George Orwell’s pre-war Coming Up for Air resonates with today’s anxieties

Photo by Ted Cole

If one feels restless about the threat of global conflict today, they will find those anxieties reflected on the stage in Coming Up for Air, adapted from George Orwell’s pre-war novel and directed by Leslie Mildiner, playing at Kay Meek Centre Nov. 16-25.

“The idea really came to me the day I got my new false teeth,” said George Bowling, played by Bernard Cuffling. And so began Coming Up for Air on its opening night, Thursday, Nov. 16, demonstrating the wry and understated humour that pervaded the play even as it explored the topics of aging and war.

The play follows George Bowling as he decides to return to his childhood home as an adult. Cuffling stars as George in the one-man play, and kept the audience engaged by moving about the stage and including multiple imitations of other characters.

The play began light-hearted, with George cynically describing his hum-drum life and unhappy marriage. Then he began to reminisce about his hometown, Lower Binfield. He was sporadically interrupted by the sounds of bomber planes flying above, indicating the approach of war.

Cuffling demonstrated an uncanny ability to imitate children, as he reimagined being a boy and following his brother to go fishing. He sat on the edge of the stage, swinging his feet and holding an imaginary fishing rod, and seemed to embody the nostalgia of a memory.

Even younger members of the audience could relate to his musings on missed opportunities. He recalled an excuse he made not to return to a secluded, natural pool he meant to fish in as a boy. But he admitted, “if it hadn’t been that, it would have been something else.”

When George returns to Lower Binfield, he finds it utterly changed. As he explores the town, themes about pollution, commercialization and generational change emerge.

The whole play embodied the surreal experiences that show how quickly life can change when one isn’t looking. The feeling of going to a pub where he used to be a regular and nobody recognizes him, the feeling of seeing an old lover, and the lingering feeling these things are still “his.”

1939 coming to life in 2017

The novel was published just before the outbreak of WWII, demonstrating 1939 Britain’s pre-war anxiety. In the play’s program, Mildiner explains how these themes relate to contemporary issues.

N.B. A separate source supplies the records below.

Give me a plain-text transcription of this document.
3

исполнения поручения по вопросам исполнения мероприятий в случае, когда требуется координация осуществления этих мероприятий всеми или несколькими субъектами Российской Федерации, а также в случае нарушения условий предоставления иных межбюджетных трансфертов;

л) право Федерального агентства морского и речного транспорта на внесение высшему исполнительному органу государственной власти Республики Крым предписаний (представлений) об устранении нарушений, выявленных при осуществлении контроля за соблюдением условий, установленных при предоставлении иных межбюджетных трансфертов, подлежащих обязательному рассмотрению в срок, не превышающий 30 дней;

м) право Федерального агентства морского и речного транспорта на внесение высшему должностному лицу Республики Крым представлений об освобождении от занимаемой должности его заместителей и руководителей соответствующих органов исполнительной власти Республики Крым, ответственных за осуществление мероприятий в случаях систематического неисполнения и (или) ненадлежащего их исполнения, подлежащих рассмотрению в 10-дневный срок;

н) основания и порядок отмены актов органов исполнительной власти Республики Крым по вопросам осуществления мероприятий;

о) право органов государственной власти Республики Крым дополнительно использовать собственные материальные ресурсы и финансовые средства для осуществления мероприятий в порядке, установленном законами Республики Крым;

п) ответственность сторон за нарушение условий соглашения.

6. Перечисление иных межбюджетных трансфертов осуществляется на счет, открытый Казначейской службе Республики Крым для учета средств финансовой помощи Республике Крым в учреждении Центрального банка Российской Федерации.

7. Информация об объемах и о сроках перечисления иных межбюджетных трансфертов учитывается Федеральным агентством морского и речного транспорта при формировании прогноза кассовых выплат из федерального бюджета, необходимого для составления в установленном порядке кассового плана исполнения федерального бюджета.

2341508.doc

Referencing chaos ensuing from Donald Trump’s presidency, the director describes how “80 years from the publication of Orwell’s satirical black comedy-of-errors, like the main character of George Bowling, most of us feel powerless against the said chaos and are intent on simply keeping our heads down and just getting on with it.”

Indeed, some of George’s statements seemed remarkably relevant today. He talked about “the people who rule your destiny, but you never see them,” and the false confidence “war only happens in foreign countries.” He constantly re-imagines WWI, and pictures war breaking out around him as he walks down the street.

As the novel was published in 1939, some of the play’s humour may fall a bit flat – but these jokes may also be forgiven since they reflect the time it was written.

Another minor distraction is Cuffling’s age. In most cases, changing a character’s race, gender or age does not hinder the story. But since Coming Up for Air relies so much on chronology, his age could cause some confusion. George describes being a boy in 1900, being a teenager in the 1910s, serving in WWI, and being a father to two small children in 1939. This would make George 50-years-old at the most (he is 45-years-old in the novel). Since Cuffling is about 70-years-old, it may make this sequence unclear (George also constantly calls himself fat and Cuffling is not, but that merely contributes to the humour).

Can’t turn back

George’s return to Lower Binfield had some dark, funny moments, but one genuinely felt George’s disappointment, even if the audience probably suspected what would happen. The loss of his home demonstrated the futility of trying to go backwards. Cuffing was especially moving when describing the title, the desire to come up for air, in a poignant moment that will resonate with viewers. Cuffling fluidly transitioned between child-like joy, fear of the bombers and adult cynicism. The play has few breaks in the monologue, so Cuffling’s energetic delivery is notably impressive.

Most of the audience likely went home thinking of the life choices they had made and what their futures held, on a personal and global level. Like much of Orwell’s work, Coming Up for Air feels remarkably modern politically. The play criticizes those in power and explores what it means for everyday folk with no influence on the global stage, who are merely trying to make do while they wait for “the bad things to come.”